Segundo balanço divulgado pela distribuidora, no último dia 2 de setembro, só nos seis primeiros meses do ano, foram recuperados 60 milhões de kWh, o suficiente para abastecer, por exemplo, toda a população do Paranoá, de Samambaia, de Santa Maria e de São Sebastião pelo período de 30 dias.

Os resultados foram obtidos depois de mais de 65 mil ações de prevenção e combate aos desvios de energia, como regularização de clientes clandestinos (7,5 mil), fiscalização (45 mil) e substituição de medidores (12,5 mil), além do uso de tecnologia para se evitar fraudes, como a instalação de sensores na rede e a manutenção da telemedição nos maiores consumidores.

De acordo com os dados, 17 mil ações foram realizadas nas classes comercial e industrial, neste período, a distribuidora recuperou o montante de 17 milhões de kWh nestas classes, o que é possível abastecer 95 mil residências por 30 dias.

“Além do elevado risco para quem realiza essa ação ilegal, as ligações irregulares e furtos de energia oferecem riscos à população por não atenderem aos padrões de segurança, além de prejudicar a qualidade da energia fornecida aos demais clientes regulares”, explica Luiz Paulo Marinho, gerente de Proteção da Receita da Neoenergia Brasília.

“É importante reforçar que todos nós pagamos pelo prejuízo causado por esse tipo de crime. No momento de calcular o valor do reajuste tarifário, a Agência Nacional de Energia Elétrica (Aneel) inclui no cálculo um percentual relativo a essas perdas”, ressalta o gerente.

A Companhia enfatiza que neste segundo semestre as ações de combate ao desfio de energia serão intensificadas em todo o Distrito Federal.

Crime

O furto de energia elétrica acontece quando o consumidor puxa energia diretamente da rede sem o conhecimento da distribuidora, rompe lacres do medidor e manipula o consumo do relógio com o objetivo de reduzir o consumo.

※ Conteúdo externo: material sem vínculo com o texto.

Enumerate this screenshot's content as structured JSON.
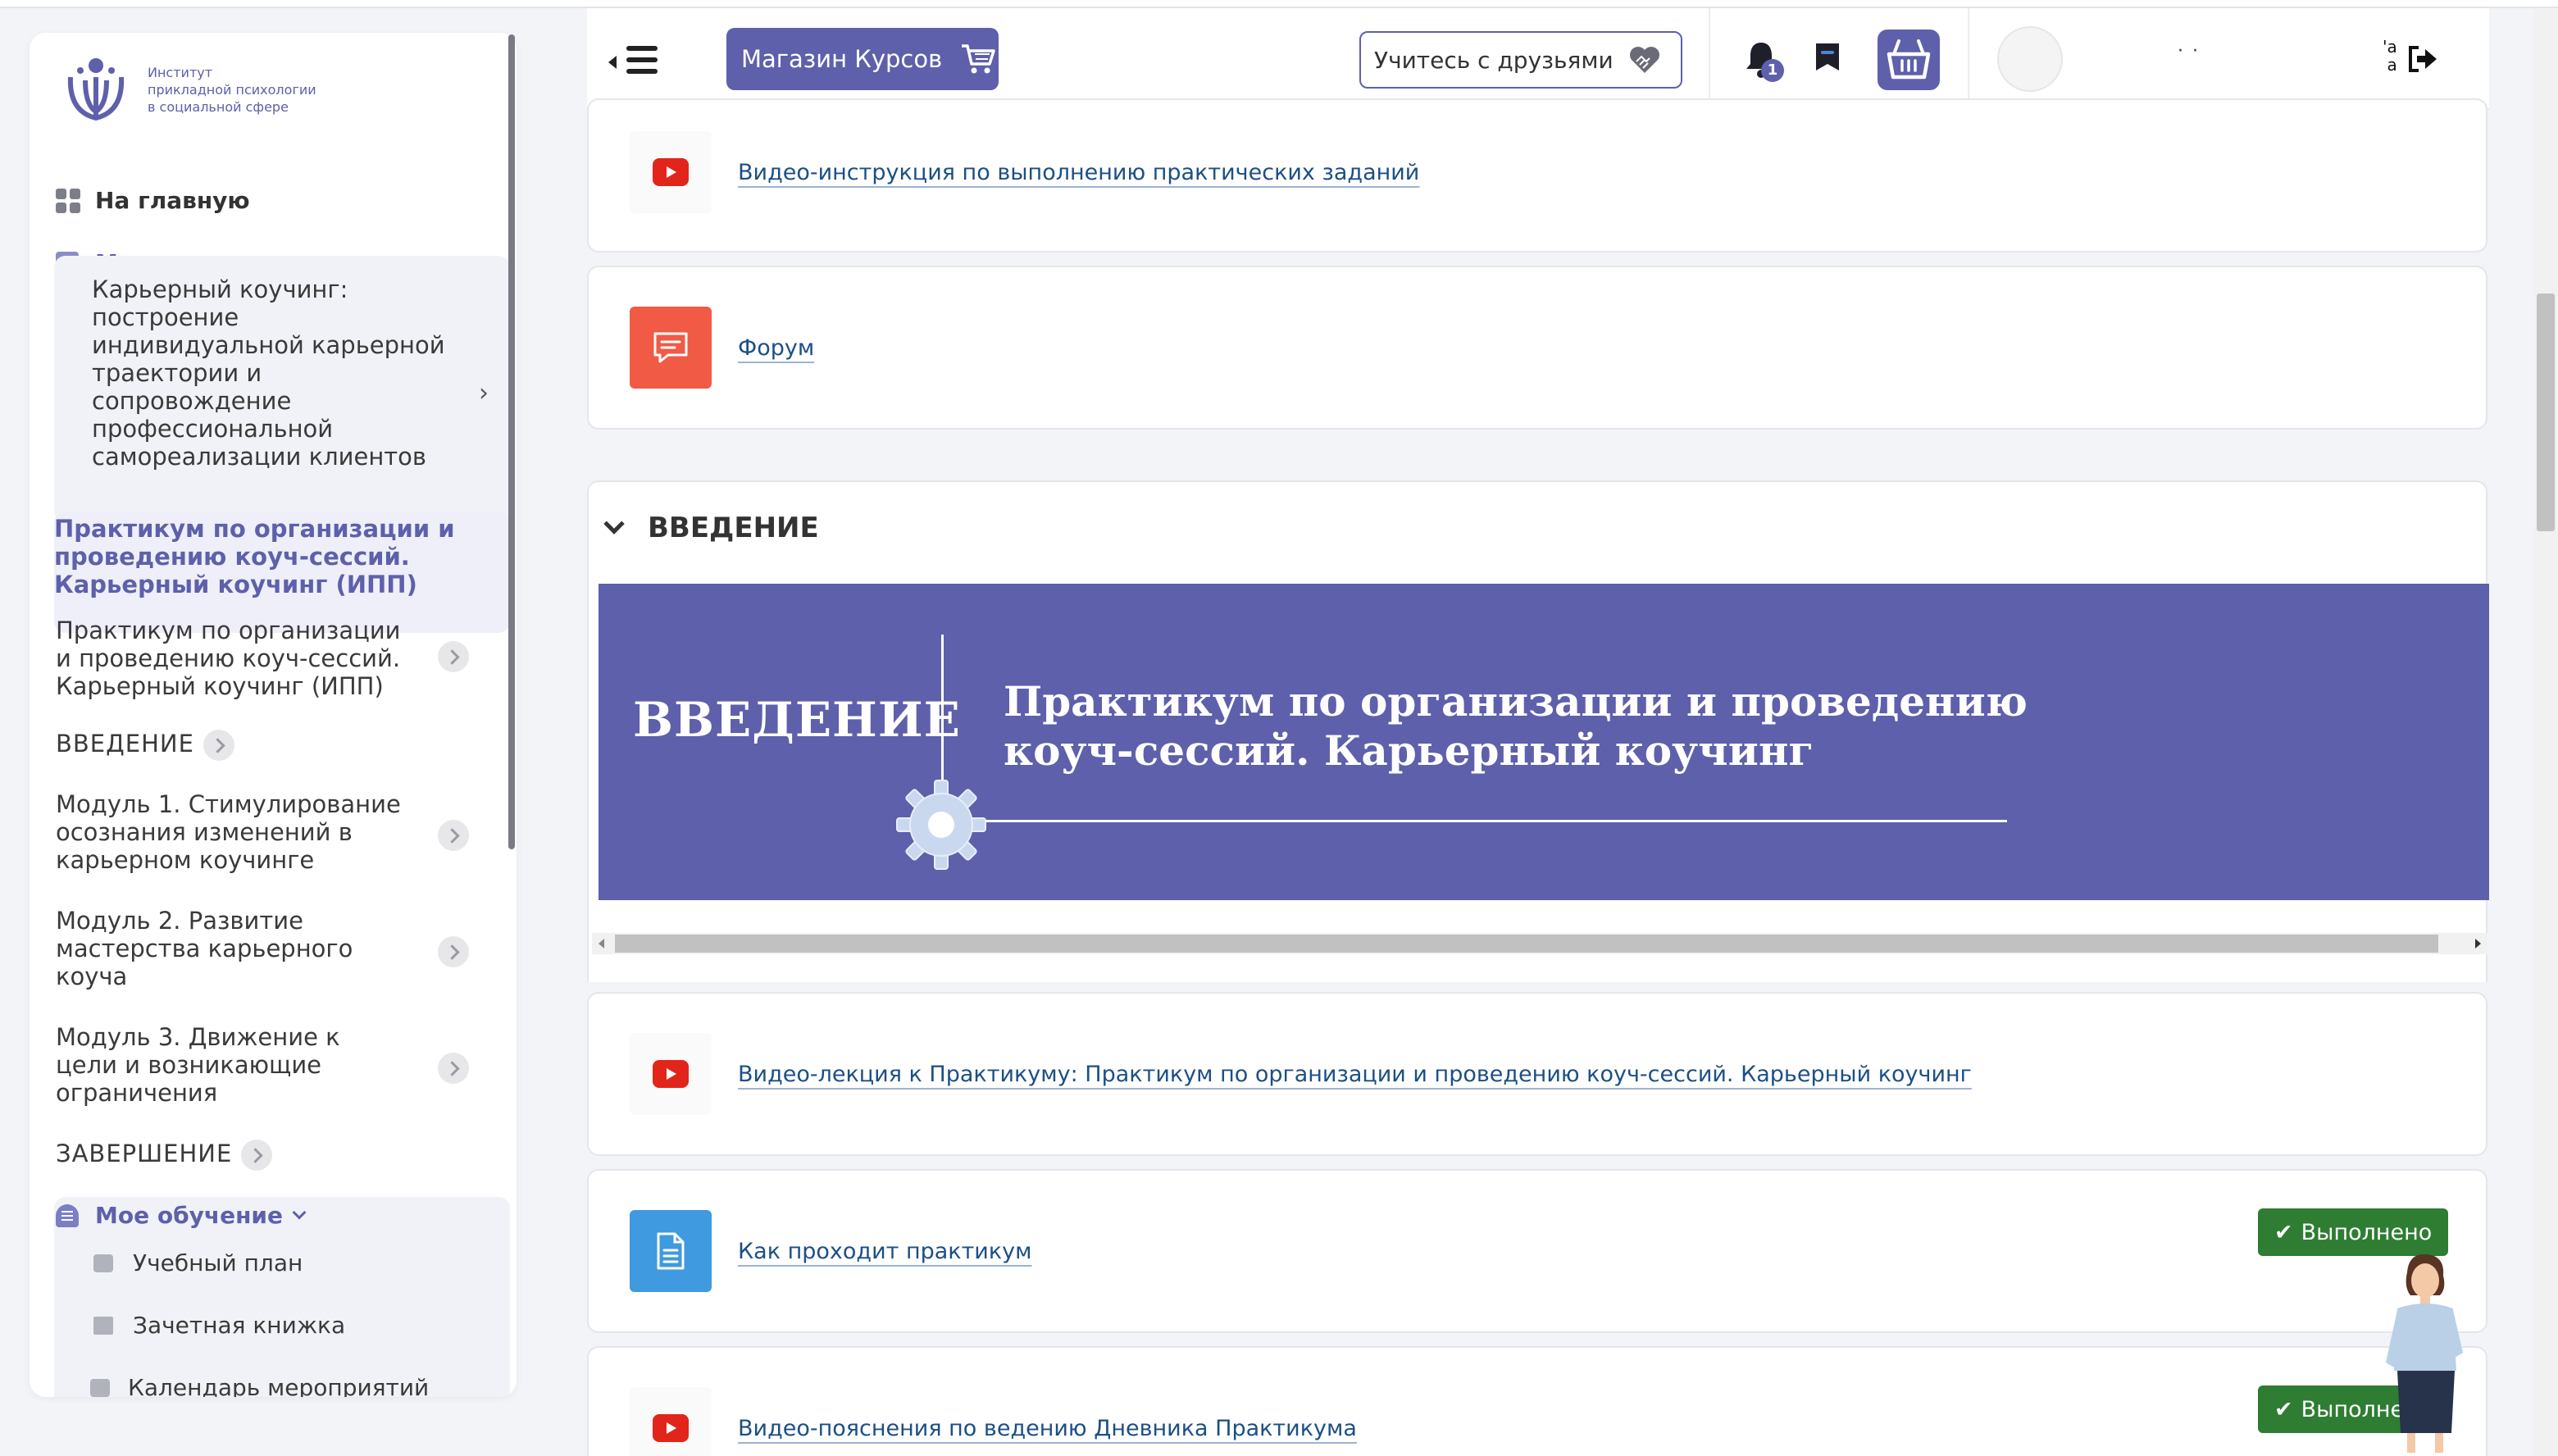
{
  "sidebar": {
    "logo_lines": [
      "Институт",
      "прикладной психологии",
      "в социальной сфере"
    ],
    "home_label": "На главную",
    "my_programs_label": "Мои программы",
    "program_name": "Карьерный коучинг: построение индивидуальной карьерной траектории и сопровождение профессиональной самореализации клиентов",
    "active_course": "Практикум по организации и проведению коуч-сессий. Карьерный коучинг (ИПП)",
    "items": [
      {
        "label": "Практикум по организации и проведению коуч-сессий. Карьерный коучинг (ИПП)"
      },
      {
        "label": "ВВЕДЕНИЕ"
      },
      {
        "label": "Модуль 1. Стимулирование осознания изменений в карьерном коучинге"
      },
      {
        "label": "Модуль 2. Развитие мастерства карьерного коуча"
      },
      {
        "label": "Модуль 3. Движение к цели и возникающие ограничения"
      },
      {
        "label": "ЗАВЕРШЕНИЕ"
      }
    ],
    "my_learning_label": "Мое обучение",
    "learning_items": [
      {
        "label": "Учебный план"
      },
      {
        "label": "Зачетная книжка"
      },
      {
        "label": "Календарь мероприятий"
      }
    ]
  },
  "topbar": {
    "shop_label": "Магазин Курсов",
    "friends_label": "Учитесь с друзьями",
    "notifications_count": "1",
    "user_name_masked": "· ·",
    "lang_top": "'a",
    "lang_bottom": "a"
  },
  "activities_top": [
    {
      "label": "Видео-инструкция по выполнению практических заданий",
      "icon": "youtube-icon"
    },
    {
      "label": "Форум",
      "icon": "forum-icon"
    }
  ],
  "section": {
    "title": "ВВЕДЕНИЕ",
    "banner_left": "ВВЕДЕНИЕ",
    "banner_line1": "Практикум по организации и проведению",
    "banner_line2": "коуч-сессий. Карьерный коучинг"
  },
  "activities": [
    {
      "label": "Видео-лекция к Практикуму: Практикум по организации и проведению коуч-сессий. Карьерный коучинг",
      "icon": "youtube-icon",
      "status": ""
    },
    {
      "label": "Как проходит практикум",
      "icon": "document-icon",
      "status": "Выполнено"
    },
    {
      "label": "Видео-пояснения по ведению Дневника Практикума",
      "icon": "youtube-icon",
      "status": "Выполнено"
    }
  ],
  "colors": {
    "brand": "#5e60ab",
    "done": "#2e7d32",
    "forum": "#f15a45",
    "doc": "#3f9ae0",
    "youtube": "#e1251b"
  }
}
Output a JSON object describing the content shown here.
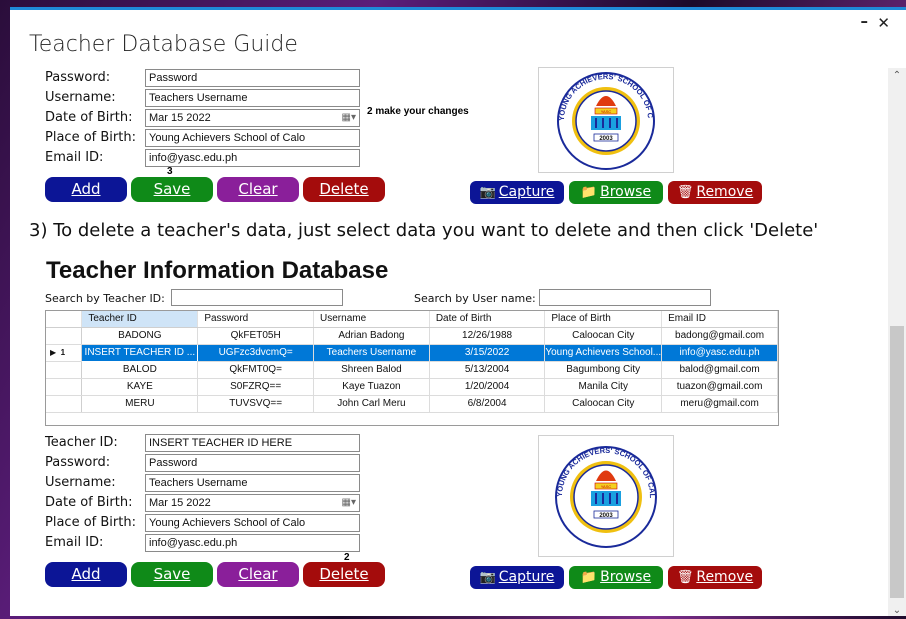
{
  "window": {
    "title": "Teacher Database Guide",
    "minimize_glyph": "–",
    "close_glyph": "✕"
  },
  "scroll": {
    "up_glyph": "⌃",
    "down_glyph": "⌄"
  },
  "top_form": {
    "password_label": "Password:",
    "password_value": "Password",
    "username_label": "Username:",
    "username_value": "Teachers Username",
    "dob_label": "Date of Birth:",
    "dob_value": "Mar  15 2022",
    "pob_label": "Place of Birth:",
    "pob_value": "Young Achievers School of Calo",
    "email_label": "Email ID:",
    "email_value": "info@yasc.edu.ph",
    "note_changes": "2 make your changes",
    "note_save": "3"
  },
  "buttons": {
    "add": "Add",
    "save": "Save",
    "clear": "Clear",
    "delete": "Delete",
    "capture": "Capture",
    "browse": "Browse",
    "remove": "Remove"
  },
  "instruction": "3) To delete a teacher's data, just select data you want to delete and then click 'Delete'",
  "database": {
    "title": "Teacher Information Database",
    "search_id_label": "Search by Teacher ID:",
    "search_user_label": "Search by User name:",
    "columns": [
      "Teacher ID",
      "Password",
      "Username",
      "Date of Birth",
      "Place of Birth",
      "Email ID"
    ],
    "rows": [
      [
        "BADONG",
        "QkFET05H",
        "Adrian Badong",
        "12/26/1988",
        "Caloocan City",
        "badong@gmail.com"
      ],
      [
        "INSERT TEACHER ID ...",
        "UGFzc3dvcmQ=",
        "Teachers Username",
        "3/15/2022",
        "Young Achievers School...",
        "info@yasc.edu.ph"
      ],
      [
        "BALOD",
        "QkFMT0Q=",
        "Shreen Balod",
        "5/13/2004",
        "Bagumbong City",
        "balod@gmail.com"
      ],
      [
        "KAYE",
        "S0FZRQ==",
        "Kaye Tuazon",
        "1/20/2004",
        "Manila City",
        "tuazon@gmail.com"
      ],
      [
        "MERU",
        "TUVSVQ==",
        "John Carl Meru",
        "6/8/2004",
        "Caloocan City",
        "meru@gmail.com"
      ]
    ],
    "selected_row_marker": "▶",
    "selected_row_number": "1"
  },
  "bottom_form": {
    "teacher_id_label": "Teacher ID:",
    "teacher_id_value": "INSERT TEACHER ID HERE",
    "password_label": "Password:",
    "password_value": "Password",
    "username_label": "Username:",
    "username_value": "Teachers Username",
    "dob_label": "Date of Birth:",
    "dob_value": "Mar  15 2022",
    "pob_label": "Place of Birth:",
    "pob_value": "Young Achievers School of Calo",
    "email_label": "Email ID:",
    "email_value": "info@yasc.edu.ph",
    "note_delete": "2"
  },
  "logo": {
    "ring_text": "YOUNG ACHIEVERS' SCHOOL OF CALOOCAN, INC.",
    "year": "2003",
    "badge": "YASC"
  },
  "colors": {
    "add": "#0c1596",
    "save": "#0f8a18",
    "clear": "#8a1f9a",
    "delete": "#a40c0c",
    "selected_row": "#0078d7",
    "title_bar_accent": "#1f8ad8"
  }
}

Essas ações estão previstas como crime no artigo 155 do Código Penal Brasileiro, com pena de até a oito anos de reclusão.

Além de oferecer riscos à vida, o furto de energia prejudica o consumidor que acaba tendo que pagar pela energia desviada de maneira clandestina. Para isso, a distribuidora conta com a colaboração da população que pode denunciar, de maneira anônima, os desvios na central de teleatendimento, por meio do telefone gratuito 116.